Distinguished Lecture

From the Case Book of …

June 03, 2008

In a field with few design principles, rules of thumb, or laws named after people more influential than Murphy, with no Plancks or Avogadros to hold constant, and little quantification of any sort (we know how to count bad things and how long it takes to fix them), it appears the best we can do right now is tell stories. Over (enough) beer we cons up lightly anonymized War Stories about late night phone calls, scary devices, hard to find bugs (which exploiters somehow found), the backups that didn't, stupid criminals, craven prosecutors, cute hacks (but "don't try this at home") and pointy-haired bosses ... There will be a few of these in this talk, but also some Cautionary Tales, parables, isomorphs of the Old Stories which demonstrate that human frailty and the Law of Unexpected Consequences operate most strongly near the intersection of Bleeding Edge and Slippery Slope.

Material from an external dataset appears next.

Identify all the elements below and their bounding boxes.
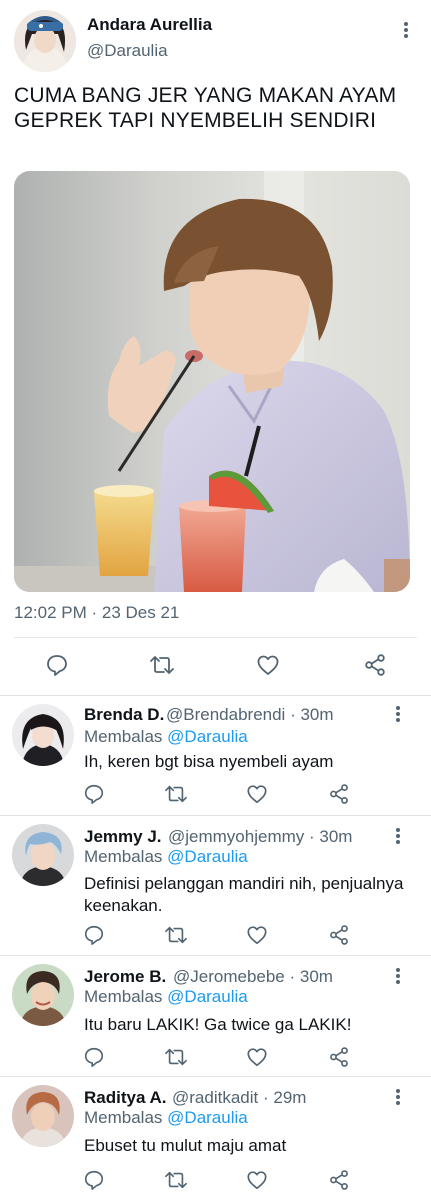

Also just a bit about the future.  

Presenter Bio

Mark Seiden, Cutter Consortium, Senior Consultant

Mark Seiden, a programmer since the '60s, has generalized for the last 25 years in security, network, and software engineering for companies worldwide. As a Yahoo Paranoid and as a consultant, his recent projects have included design, architecture, and implementation for eBusiness systems, security for online financial transaction processing and for a distributed document processing system, as an expert in computer crime cases (whodunit and whadidtheydo) and testing of network, procedural and physical security in facilities and systems all over the world, in research environments and universities. Time Digital named him one of the 50 "CyberElite" in their first annual list, and he's been involved with four National Academy of Sciences studies on some trippy subjects. Mark was also the first registrant of the domain, food.com. He's been played by an actor in a rather bad movie, and his Erdos number is 4.